'Gerçek mağduriyet 16 milyon insanın mağduriyetidir'
CHP İBB Başkan Adayı İmamoğlu, "Gerçek mağduriyet 16 milyon insanın mağduriyetidir. Türkiye'de ekonomik sorunlar, işsizlik devam ediyor. İnsanlar mübarek ramazan ayında evlerine yemek götüremiyor." dedi.
CHP İstanbul Büyükşehir Belediye Başkan Adayı Ekrem İmamoğlu, "Gerçek mağduriyet 16 milyon insanın mağduriyetidir. Türkiye'de ekonomik sorunlar, işsizlik devam ediyor. İnsanlar mübarek ramazan ayında evlerine yemek götüremiyor. Böyle bir ortamda insanları seçim ortamıyla meşgul etmek çok ayıp, yazık, günah. Mağduriyet edebiyatı yapanlara söyleyeyim, 16 milyon insan mağdurdur, ama onların mağduriyetini inşallah en kısa zamanda telafi edeceğiz. Hiç kimse kuşku duymasın." dedi.

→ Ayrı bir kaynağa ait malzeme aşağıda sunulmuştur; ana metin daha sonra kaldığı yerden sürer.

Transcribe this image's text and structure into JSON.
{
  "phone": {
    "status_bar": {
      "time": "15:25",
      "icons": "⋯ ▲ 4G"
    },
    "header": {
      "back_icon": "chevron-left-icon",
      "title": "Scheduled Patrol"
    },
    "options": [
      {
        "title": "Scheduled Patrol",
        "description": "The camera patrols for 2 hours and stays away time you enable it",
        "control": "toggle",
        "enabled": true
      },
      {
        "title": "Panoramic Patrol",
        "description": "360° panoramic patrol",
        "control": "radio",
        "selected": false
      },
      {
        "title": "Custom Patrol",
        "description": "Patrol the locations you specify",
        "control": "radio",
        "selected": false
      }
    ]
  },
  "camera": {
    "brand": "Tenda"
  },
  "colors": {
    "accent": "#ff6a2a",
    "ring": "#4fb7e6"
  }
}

İmamoğlu, cuma namazını Beylikdüzü Fatih Sultan Mehmet Camisi’nde kıldı. İmamoğlu'na CHP'li Muharrem İnce de eşlik etti.
Cami çıkışında gazetecilerin sorularını yanıtlayan İmamoğlu, AK Parti İstanbul Büyükşehir Belediye Başkan Adayı Binali Yıldırım'ın "Asıl mağdur olan benim. 31 Mart'ta gasp edilen oyların hesabını 23 Haziran'da soracağız." açıklamasını, "Bir daha karşılaştığınızda sorun acaba kendi söylediklerine kendisi inanıyor mu diye. Ben inandığını düşünmüyorum. Neyin gasbı, hangi gerekçe? Millet görüyor zaten. Onun için bence şu an söylediklerine kendisi de inanmıyordur. Belki aday olmakla mağdur olmuş olabilir." şeklinde değerlendirdi.

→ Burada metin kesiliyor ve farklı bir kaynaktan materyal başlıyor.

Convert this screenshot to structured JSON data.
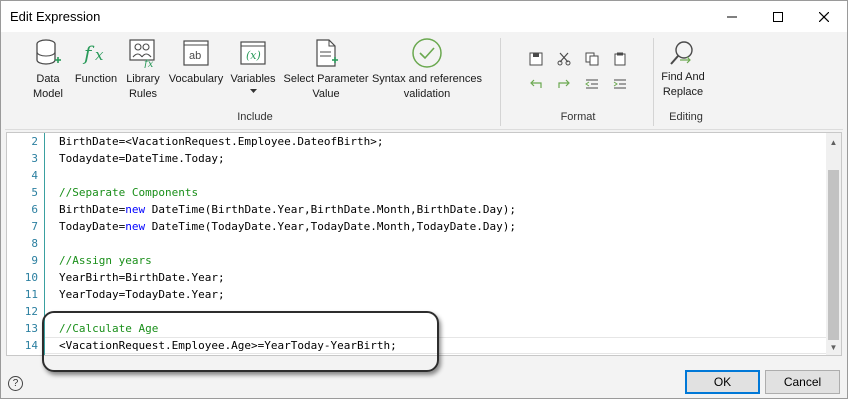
{
  "window": {
    "title": "Edit Expression"
  },
  "ribbon": {
    "include_group": {
      "label": "Include",
      "tools": [
        {
          "label": "Data\nModel"
        },
        {
          "label": "Function"
        },
        {
          "label": "Library\nRules"
        },
        {
          "label": "Vocabulary"
        },
        {
          "label": "Variables"
        },
        {
          "label": "Select Parameter\nValue"
        },
        {
          "label": "Syntax and references\nvalidation"
        }
      ]
    },
    "format_group": {
      "label": "Format"
    },
    "editing_group": {
      "label": "Editing",
      "tools": [
        {
          "label": "Find And\nReplace"
        }
      ]
    }
  },
  "editor": {
    "lines": [
      {
        "n": "2",
        "parts": [
          [
            "BirthDate=<VacationRequest.Employee.DateofBirth>;",
            "n"
          ]
        ]
      },
      {
        "n": "3",
        "parts": [
          [
            "Todaydate=DateTime.Today;",
            "n"
          ]
        ]
      },
      {
        "n": "4",
        "parts": []
      },
      {
        "n": "5",
        "parts": [
          [
            "//Separate Components",
            "c"
          ]
        ]
      },
      {
        "n": "6",
        "parts": [
          [
            "BirthDate=",
            "n"
          ],
          [
            "new",
            "k"
          ],
          [
            " DateTime(BirthDate.Year,BirthDate.Month,BirthDate.Day);",
            "n"
          ]
        ]
      },
      {
        "n": "7",
        "parts": [
          [
            "TodayDate=",
            "n"
          ],
          [
            "new",
            "k"
          ],
          [
            " DateTime(TodayDate.Year,TodayDate.Month,TodayDate.Day);",
            "n"
          ]
        ]
      },
      {
        "n": "8",
        "parts": []
      },
      {
        "n": "9",
        "parts": [
          [
            "//Assign years",
            "c"
          ]
        ]
      },
      {
        "n": "10",
        "parts": [
          [
            "YearBirth=BirthDate.Year;",
            "n"
          ]
        ]
      },
      {
        "n": "11",
        "parts": [
          [
            "YearToday=TodayDate.Year;",
            "n"
          ]
        ]
      },
      {
        "n": "12",
        "parts": []
      },
      {
        "n": "13",
        "parts": [
          [
            "//Calculate Age",
            "c"
          ]
        ]
      },
      {
        "n": "14",
        "parts": [
          [
            "<VacationRequest.Employee.Age>=YearToday-YearBirth;",
            "n"
          ]
        ]
      }
    ]
  },
  "footer": {
    "help_label": "?",
    "ok_label": "OK",
    "cancel_label": "Cancel"
  },
  "colors": {
    "keyword": "#0000ff",
    "comment": "#1a8f1a",
    "line_number": "#2b7fa0",
    "accent": "#0078d7"
  }
}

İmamoğlu, Cumhurbaşkanı Recep Tayyip Erdoğan'ın İstanbul Büyükşehir Belediyesi binasına asılan "TC" tabelasına ilişkin eleştirisine yönelik soru üzerine, "Ramazan ayında büyük günahlar vardır. Şirk koşmak, gıybette bulunmak, yalan konuşmak, emek hırsızlığı yapmak, çalmak ve iftira atmak gibi. Allah iftiradan korusun, iftira edenlerden de korusun bizi, herkesi. Türkiye Cumhuriyeti konusundaki hassasiyetimizi, Cumhuriyete olan bağlılığımızı, inancımızı, her yerde ifade edilmesi noktasındaki çabamızı verdiğimiz her mücadelede herkes biliyor. Bu işlerle uğraşıp kamuoyunu meşgul etmesinler." diye konuştu.

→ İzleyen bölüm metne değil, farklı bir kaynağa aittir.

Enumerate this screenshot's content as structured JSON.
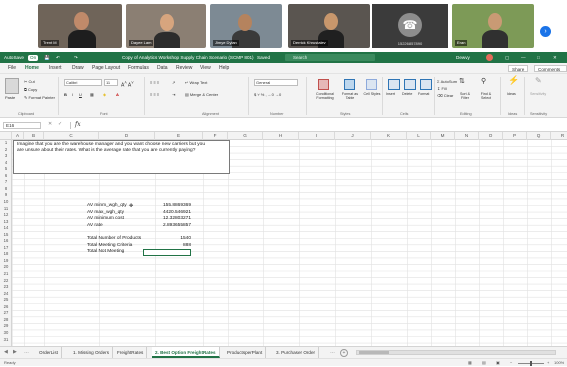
{
  "video_call": {
    "participants": [
      {
        "name": "Trent M",
        "bg": "#6f6459",
        "skin": "#c08a6a",
        "shirt": "#1e1e1e"
      },
      {
        "name": "Dayee Lam",
        "bg": "#8b7f73",
        "skin": "#d7a57e",
        "shirt": "#2c2c2c"
      },
      {
        "name": "Jimye Dylan",
        "bg": "#7d8a94",
        "skin": "#b5835e",
        "shirt": "#3a3a3a"
      },
      {
        "name": "Derrick Khrustalev",
        "bg": "#5a5550",
        "skin": "#c8976c",
        "shirt": "#202020"
      }
    ],
    "phone_number": "15226857890",
    "last_participant": {
      "name": "Eran",
      "bg": "#7d9a57",
      "skin": "#c99a74",
      "shirt": "#303030"
    },
    "next_button": "›"
  },
  "titlebar": {
    "autosave": "AutoSave",
    "autosave_state": "On",
    "file_name": "Copy of Analytics Workshop Supply Chain Scenario (SCMP 801)",
    "saved_state": "Saved",
    "search_placeholder": "Search",
    "user_name": "Dewvy",
    "accent": "#217346"
  },
  "menu": {
    "items": [
      "File",
      "Home",
      "Insert",
      "Draw",
      "Page Layout",
      "Formulas",
      "Data",
      "Review",
      "View",
      "Help"
    ],
    "active": "Home",
    "share": "Share",
    "comments": "Comments"
  },
  "ribbon": {
    "cut": "Cut",
    "copy": "Copy",
    "format_painter": "Format Painter",
    "paste": "Paste",
    "font_name": "Calibri",
    "font_size": "11",
    "wrap_text": "Wrap Text",
    "merge_center": "Merge & Center",
    "number_format": "General",
    "conditional_formatting": "Conditional Formatting",
    "format_as_table": "Format as Table",
    "cell_styles": "Cell Styles",
    "insert": "Insert",
    "delete": "Delete",
    "format": "Format",
    "autosum": "AutoSum",
    "fill": "Fill",
    "clear": "Clear",
    "sort_filter": "Sort & Filter",
    "find_select": "Find & Select",
    "ideas": "Ideas",
    "sensitivity": "Sensitivity",
    "groups": [
      "Clipboard",
      "Font",
      "Alignment",
      "Number",
      "Styles",
      "Cells",
      "Editing",
      "Ideas",
      "Sensitivity"
    ]
  },
  "formula_bar": {
    "name_box": "E16",
    "fx": "fx",
    "content": ""
  },
  "grid": {
    "columns": [
      "A",
      "B",
      "C",
      "D",
      "E",
      "F",
      "G",
      "H",
      "I",
      "J",
      "K",
      "L",
      "M",
      "N",
      "O",
      "P",
      "Q",
      "R",
      "S",
      "T"
    ],
    "rows": [
      "1",
      "2",
      "3",
      "4",
      "5",
      "6",
      "7",
      "8",
      "9",
      "10",
      "11",
      "12",
      "13",
      "14",
      "15",
      "16",
      "17",
      "18",
      "19",
      "20",
      "21",
      "22",
      "23",
      "24",
      "25",
      "26",
      "27",
      "28",
      "29",
      "30",
      "31"
    ],
    "note_lines": [
      "Imagine that you are the warehouse manager and you want choose new carriers but you",
      "are unsure about their rates.  What is the average rate that you are currently paying?"
    ],
    "stats": [
      {
        "label": "AV minm_wgh_qty",
        "value": "155.8869369"
      },
      {
        "label": "AV max_wgh_qty",
        "value": "4420.546921"
      },
      {
        "label": "AV minimum cost",
        "value": "12.32803271"
      },
      {
        "label": "AV rate",
        "value": "2.893655857"
      }
    ],
    "totals": [
      {
        "label": "Total Number of Products",
        "value": "1540"
      },
      {
        "label": "Total Meeting Criteria",
        "value": "888"
      },
      {
        "label": "Total Not Meeting",
        "value": ""
      }
    ]
  },
  "sheet_tabs": {
    "tabs": [
      "OrderList",
      "1. Missing Orders",
      "FreightRates",
      "2. Best Option FreightRates",
      "ProductsperPlant",
      "3. Purchaser Order"
    ],
    "active": "2. Best Option FreightRates",
    "add": "+"
  },
  "status_bar": {
    "ready": "Ready",
    "zoom": "100%"
  }
}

Yüksek Seçim Kurulunun (YSK) kararının siyasi olduğunu savunan İmamoğlu, şunları söyledi:
"Bir algı yarattılar. 123 sandıkta sandık kurullarında görev alan insanların kamu görevlisi olmadığı gerekçesiyle soruşturma açacaklarını söylediler, ilçe seçim kurullarına, başkanlarına soruşturma açacaklarını, hatta sandıkta görev alanlara... 4 gün geçti. Soruşturma duyan var mı? Bir soruşturma yapılmış mı? İnsanlar ifadeye çağrılmış mı? İfadelerde neler söylenmiş? Malum medyada bunlar çarşaf çarşaf yazılırdı, yapılmış olsaydı. Bu toplumu aldatmasınlar. Gerçek mağduriyet 16 milyon insanın mağduriyetidir. Türkiye'de ekonomik sorunlar, işsizlik devam ediyor. İnsanlar mübarek ramazan ayında evlerine yemek götüremiyor. Böyle bir ortamda insanları seçim ortamıyla meşgul etmek çok ayıp, yazık, günah. Mağduriyet edebiyatı yapanlara söyleyeyim, 16 milyon insan mağdurdur, ama onların mağduriyetini inşallah en kısa zamanda telafi edeceğiz. Hiç kimse kuşku duymasın."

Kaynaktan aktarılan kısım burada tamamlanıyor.